Pourtant, la Commission garde le cap et vient de rappeler fermement que le plan de relance européenne devra respecter un tel objectif (Voir Communication de la Commission, L’heure de l’Europe : réparer les dommages et préparer l’avenir pour la prochaine génération, 27 mai 2020, COM (2020) 456 final). Elle propose d’ailleurs, dans ce cadre, de renforcer le Fonds pour une transition juste à hauteur de 40 milliards d’euros, afin d’aider les États membres à accélérer leur transition vers la neutralité climatique. Elle pourrait être aidée, dans cette perspective, par certains effets (malheureusement ou heureusement) positifs de la flambée du Covid-19. Même si les conséquences de la pandémie sont bien différentes de celles attendues du dérèglement climatique (« Le virus est brutal, il s’attaque aux humains, il est relativement égalitaire ; le changement climatique est une catastrophe au ralenti qui s’attaque d’abord aux non-humains et aux plus pauvres. L’épidémie est temporaire, quand les perturbations du climat sont quasi éternelles », J-B. Fressoz, Libération, 23 mars 2020), dans les deux cas, il est question d’un phénomène d’ordre vital qui concerne l’humanité dans son ensemble, sans considération de frontière.
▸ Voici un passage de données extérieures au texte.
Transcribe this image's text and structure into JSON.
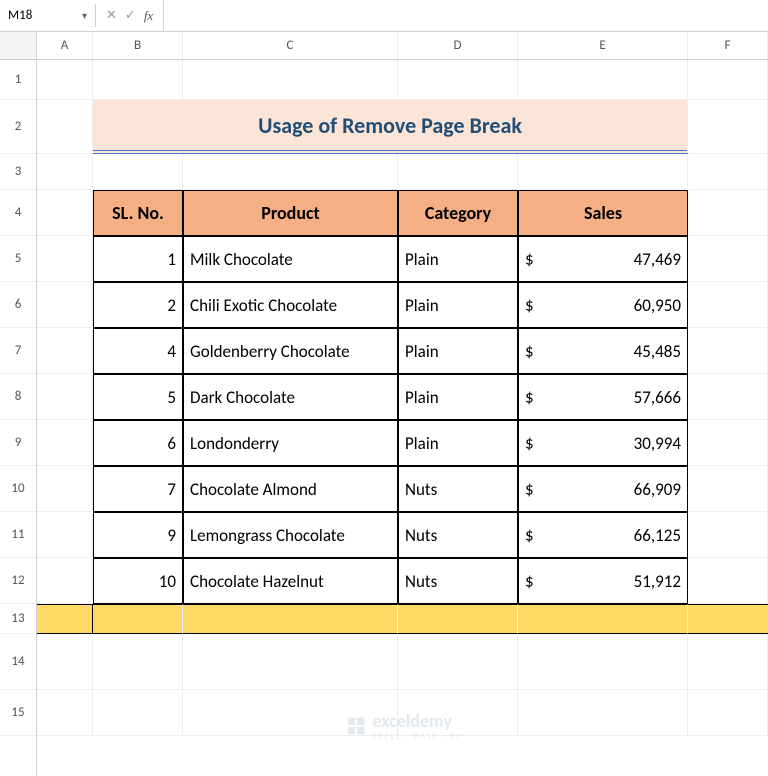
{
  "nameBox": {
    "value": "M18"
  },
  "formulaBar": {
    "value": ""
  },
  "colHeaders": [
    "A",
    "B",
    "C",
    "D",
    "E",
    "F"
  ],
  "rowHeaders": [
    "1",
    "2",
    "3",
    "4",
    "5",
    "6",
    "7",
    "8",
    "9",
    "10",
    "11",
    "12",
    "13",
    "14",
    "15"
  ],
  "title": "Usage of Remove Page Break",
  "tableHeaders": {
    "sl": "SL. No.",
    "product": "Product",
    "category": "Category",
    "sales": "Sales"
  },
  "rows": [
    {
      "sl": "1",
      "product": "Milk Chocolate",
      "category": "Plain",
      "currency": "$",
      "sales": "47,469"
    },
    {
      "sl": "2",
      "product": "Chili Exotic Chocolate",
      "category": "Plain",
      "currency": "$",
      "sales": "60,950"
    },
    {
      "sl": "4",
      "product": "Goldenberry Chocolate",
      "category": "Plain",
      "currency": "$",
      "sales": "45,485"
    },
    {
      "sl": "5",
      "product": "Dark Chocolate",
      "category": "Plain",
      "currency": "$",
      "sales": "57,666"
    },
    {
      "sl": "6",
      "product": "Londonderry",
      "category": "Plain",
      "currency": "$",
      "sales": "30,994"
    },
    {
      "sl": "7",
      "product": "Chocolate Almond",
      "category": "Nuts",
      "currency": "$",
      "sales": "66,909"
    },
    {
      "sl": "9",
      "product": "Lemongrass Chocolate",
      "category": "Nuts",
      "currency": "$",
      "sales": "66,125"
    },
    {
      "sl": "10",
      "product": "Chocolate Hazelnut",
      "category": "Nuts",
      "currency": "$",
      "sales": "51,912"
    }
  ],
  "watermark": {
    "brand": "exceldemy",
    "sub": "EXCEL · DATA · BI"
  },
  "chart_data": {
    "type": "table",
    "title": "Usage of Remove Page Break",
    "columns": [
      "SL. No.",
      "Product",
      "Category",
      "Sales"
    ],
    "data": [
      [
        1,
        "Milk Chocolate",
        "Plain",
        47469
      ],
      [
        2,
        "Chili Exotic Chocolate",
        "Plain",
        60950
      ],
      [
        4,
        "Goldenberry Chocolate",
        "Plain",
        45485
      ],
      [
        5,
        "Dark Chocolate",
        "Plain",
        57666
      ],
      [
        6,
        "Londonderry",
        "Plain",
        30994
      ],
      [
        7,
        "Chocolate Almond",
        "Nuts",
        66909
      ],
      [
        9,
        "Lemongrass Chocolate",
        "Nuts",
        66125
      ],
      [
        10,
        "Chocolate Hazelnut",
        "Nuts",
        51912
      ]
    ]
  }
}
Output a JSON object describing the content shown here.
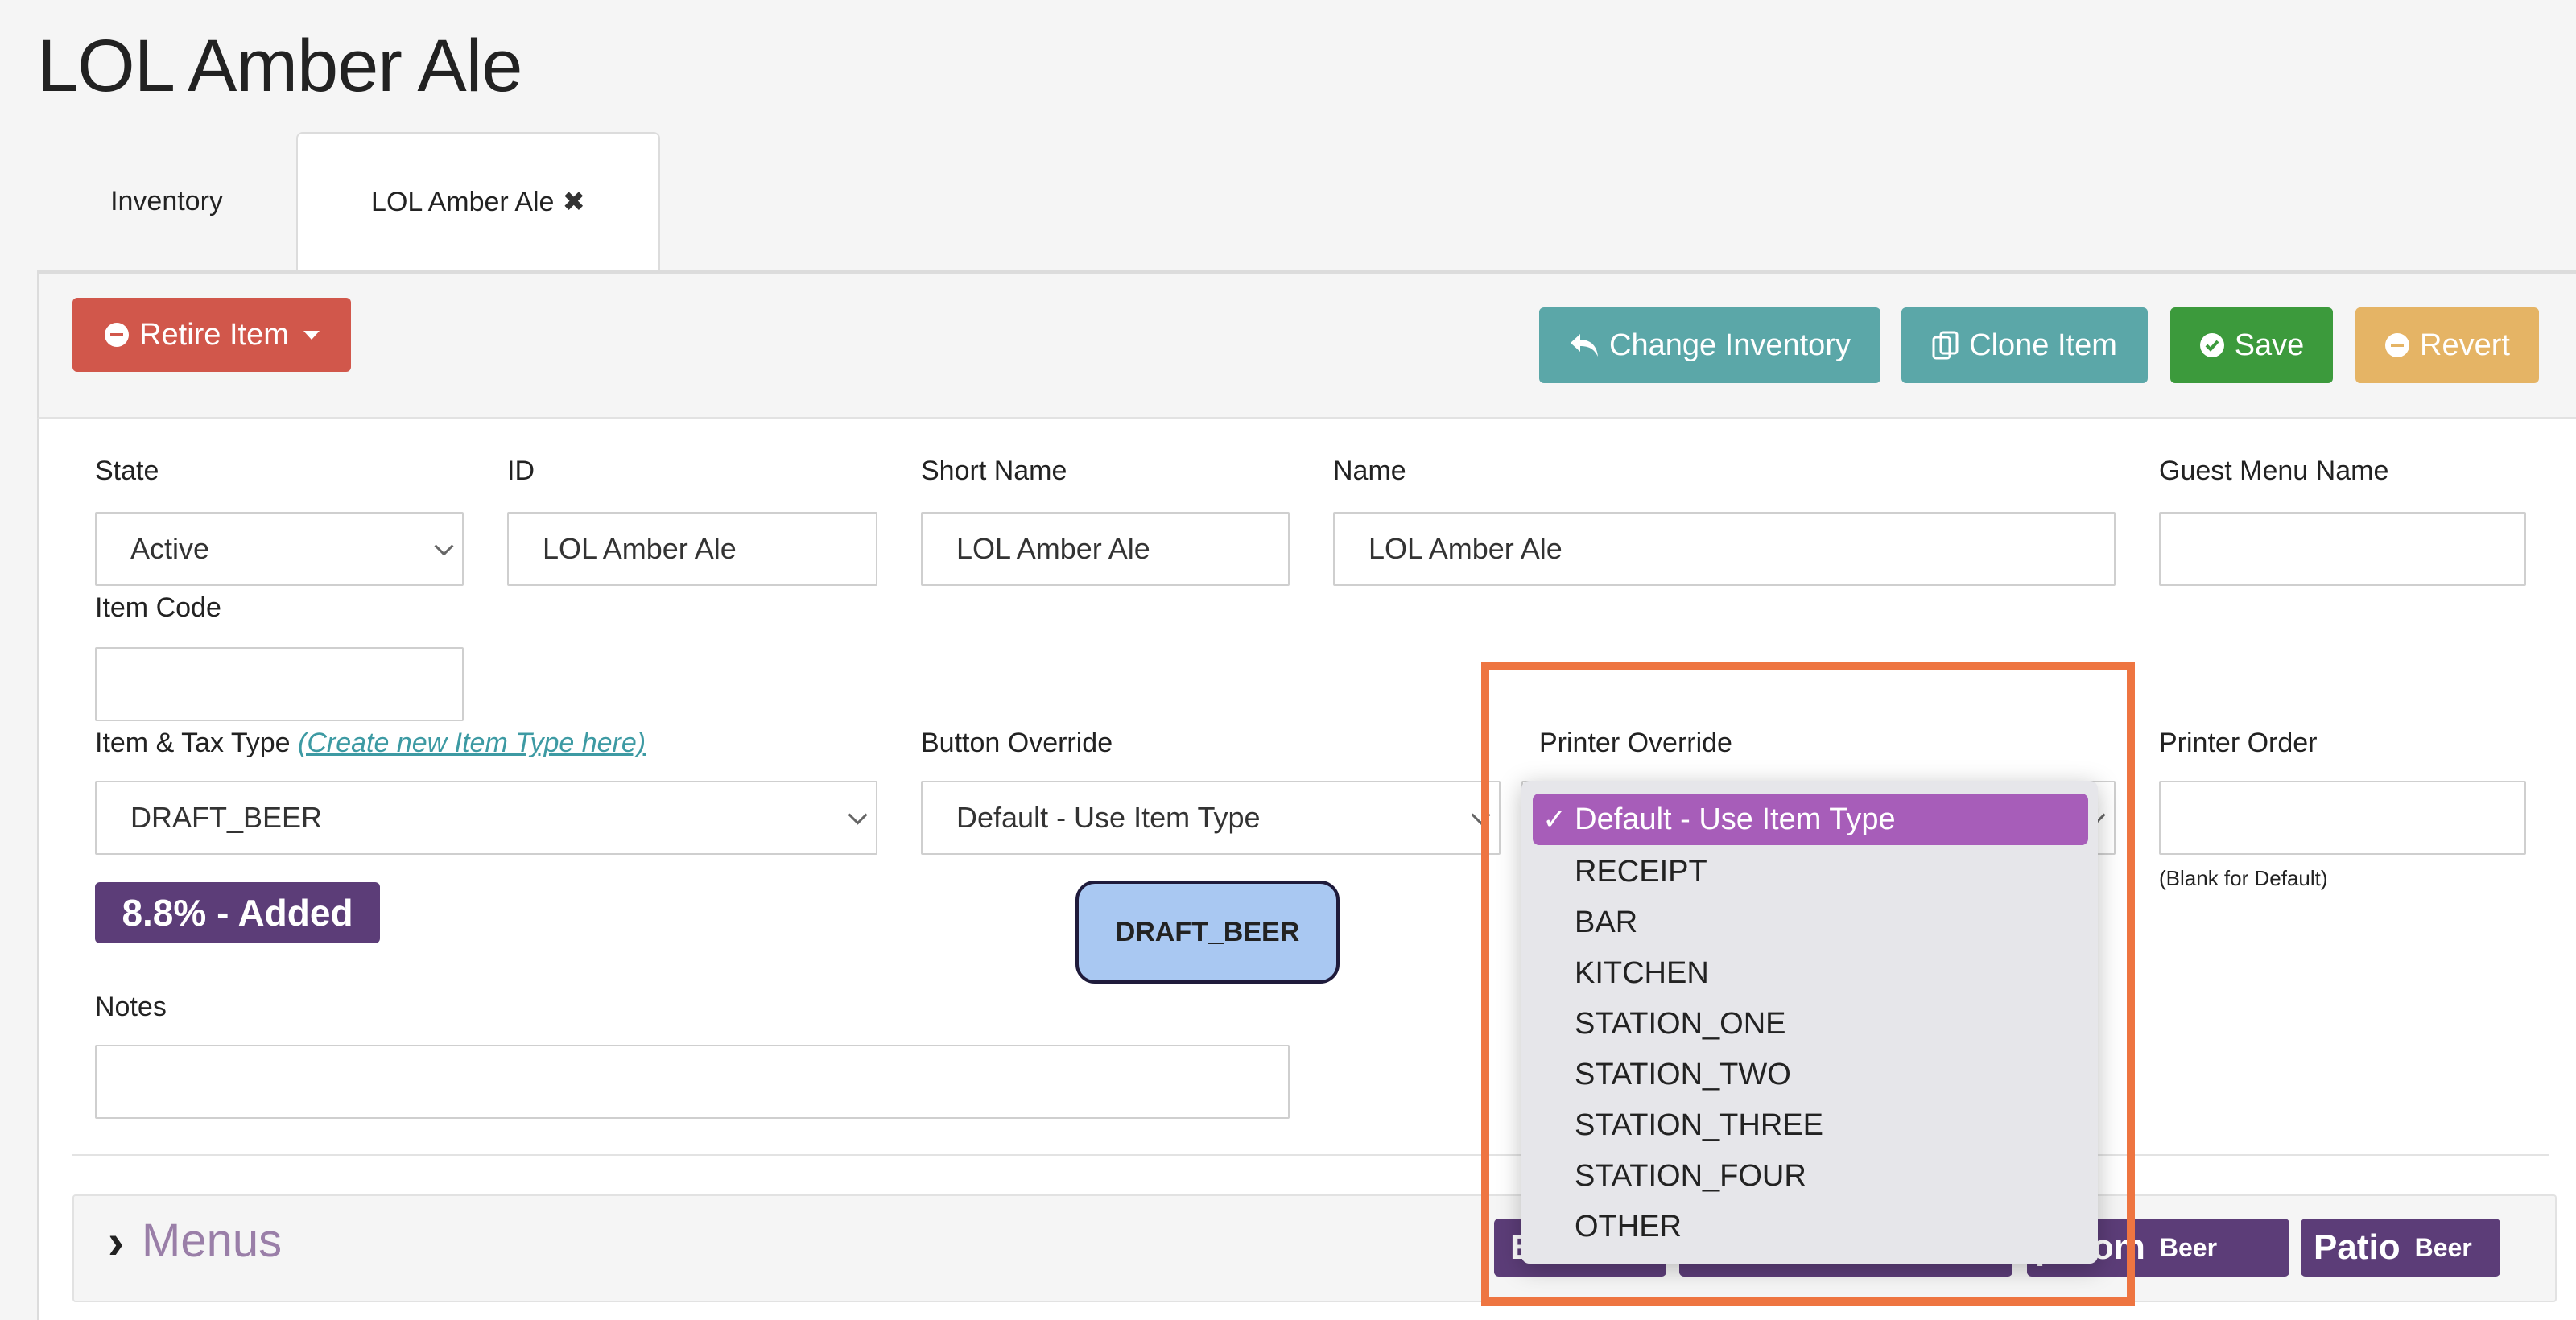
{
  "page": {
    "title": "LOL Amber Ale"
  },
  "tabs": [
    {
      "label": "Inventory"
    },
    {
      "label": "LOL Amber Ale"
    }
  ],
  "toolbar": {
    "retire_label": "Retire Item",
    "change_inventory_label": "Change Inventory",
    "clone_label": "Clone Item",
    "save_label": "Save",
    "revert_label": "Revert"
  },
  "form": {
    "state": {
      "label": "State",
      "value": "Active"
    },
    "id": {
      "label": "ID",
      "value": "LOL Amber Ale"
    },
    "short_name": {
      "label": "Short Name",
      "value": "LOL Amber Ale"
    },
    "name": {
      "label": "Name",
      "value": "LOL Amber Ale"
    },
    "guest_menu_name": {
      "label": "Guest Menu Name",
      "value": ""
    },
    "item_code": {
      "label": "Item Code",
      "value": ""
    },
    "item_tax_type": {
      "label": "Item & Tax Type",
      "link": "(Create new Item Type here)",
      "value": "DRAFT_BEER"
    },
    "tax_badge": "8.8% - Added",
    "button_override": {
      "label": "Button Override",
      "value": "Default - Use Item Type"
    },
    "button_preview": "DRAFT_BEER",
    "printer_override": {
      "label": "Printer Override",
      "selected": "Default - Use Item Type",
      "options": [
        "RECEIPT",
        "BAR",
        "KITCHEN",
        "STATION_ONE",
        "STATION_TWO",
        "STATION_THREE",
        "STATION_FOUR",
        "OTHER"
      ]
    },
    "printer_order": {
      "label": "Printer Order",
      "value": "",
      "hint": "(Blank for Default)"
    },
    "notes": {
      "label": "Notes",
      "value": ""
    }
  },
  "menus": {
    "title": "Menus",
    "chips": [
      {
        "main": "E",
        "sub": ""
      },
      {
        "main": "",
        "sub": ""
      },
      {
        "main": "proom",
        "sub": "Beer"
      },
      {
        "main": "Patio",
        "sub": "Beer"
      }
    ]
  },
  "colors": {
    "retire": "#d1574b",
    "teal": "#5ba7a8",
    "save": "#3c9a3c",
    "revert": "#e5b465",
    "badge_purple": "#5c3d78",
    "dropdown_highlight": "#a75db9",
    "annotation_box": "#ee7541"
  }
}
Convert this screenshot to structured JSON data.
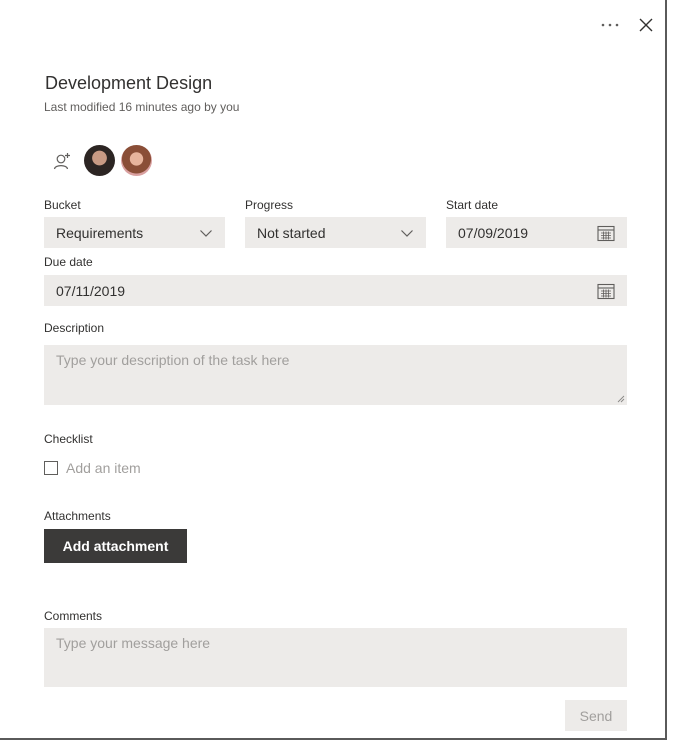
{
  "header": {
    "more_icon": "ellipsis-icon",
    "close_icon": "close-icon",
    "title": "Development Design",
    "subtitle": "Last modified 16 minutes ago by you"
  },
  "members": {
    "add_icon": "add-person-icon",
    "avatars": [
      "avatar",
      "avatar"
    ]
  },
  "fields": {
    "bucket": {
      "label": "Bucket",
      "value": "Requirements"
    },
    "progress": {
      "label": "Progress",
      "value": "Not started"
    },
    "start_date": {
      "label": "Start date",
      "value": "07/09/2019"
    },
    "due_date": {
      "label": "Due date",
      "value": "07/11/2019"
    }
  },
  "description": {
    "label": "Description",
    "placeholder": "Type your description of the task here"
  },
  "checklist": {
    "label": "Checklist",
    "placeholder": "Add an item"
  },
  "attachments": {
    "label": "Attachments",
    "button": "Add attachment"
  },
  "comments": {
    "label": "Comments",
    "placeholder": "Type your message here",
    "send": "Send"
  },
  "colors": {
    "field_bg": "#edebe9",
    "primary_button": "#3b3a39",
    "placeholder": "#a19f9d"
  }
}
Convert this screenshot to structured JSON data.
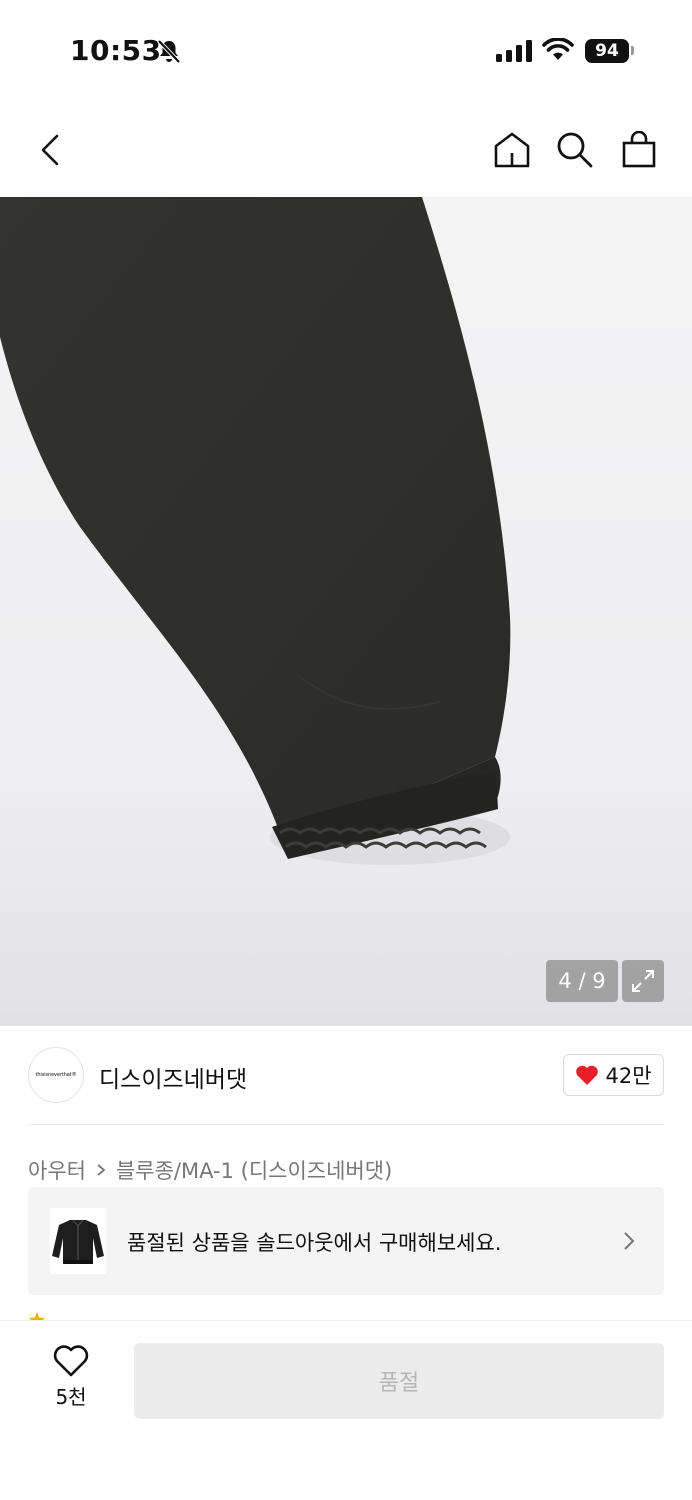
{
  "status_bar": {
    "time": "10:53",
    "battery": "94"
  },
  "product": {
    "image_counter": "4 / 9"
  },
  "brand": {
    "logo_text": "thisisneverthat®",
    "name": "디스이즈네버댓",
    "like_count": "42만"
  },
  "breadcrumb": {
    "category": "아우터",
    "subcategory": "블루종/MA-1 (디스이즈네버댓)"
  },
  "soldout_banner": {
    "text": "품절된 상품을 솔드아웃에서 구매해보세요."
  },
  "bottom_bar": {
    "wish_count": "5천",
    "buy_label": "품절"
  },
  "colors": {
    "like_heart": "#e8202a",
    "garment": "#2f2f2c",
    "buy_disabled_bg": "#ececec",
    "buy_disabled_text": "#b5b5b5"
  }
}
Au-delà, de façon concrète, cette pandémie n’est pas sans lien avec la question du climat. Le dérèglement climatique entraîne en effet une destruction de la biodiversité qui, conjugué à une hyperurbanisation, a clairement abouti à répandre des maladies infectieuses plus largement. Il semblerait également que les effets de la contraction du coronavirus soient aggravés par la dégradation de l’environnement (y compris au plan climatique), plus précisément par la pollution de l’air. « La récente pandémie de COVID-19 n’a fait que souligner combien il est urgent de protéger et de restaurer la nature. Cette pandémie nous fait prendre conscience des liens qui existent entre notre santé et celle des écosystèmes » (COM (2020) 456 final). Last but not least, depuis le début de la pandémie, les émissions de CO2 ont, du fait de l’arrêt forcé d’un grand nombre d’activités industrielles ainsi que du trafic, notamment aérien, nettement baissé. Certes, la baisse n’est pas structurelle et sans doute temporaire ; certes, elle n’est finalement pas si importante (8 à 10 % des émissions mondiales) eu égard au caractère exceptionnel de la pandémie et des mesures qu’elle a impliquées. Il n’en demeure pas moins que cette décrue témoigne de ce qu’une réduction substantielle des émissions est possible à condition « d’expérimenter des modes d’organisation innovants » (C. De Perthuis, The Conversation, 15 avril 2020). Or, la crise du coronavirus a confirmé que, en quelques jours seulement, des mesures radicales pouvaient être prises, des financements massifs pouvaient être mobilisés, bref a eu « le mérite de montrer que la primauté du politique était possible en dépit de toutes les barrières que mettaient les engagements juridiques et les prétendus impératifs économiques. Pourquoi ce qui a été possible un jour ne le serait-il pas en temps ordinaire ? » (A. Garapon, « Un moment d’exception », Esprit, 2020/5 (Mai), p. 87-92).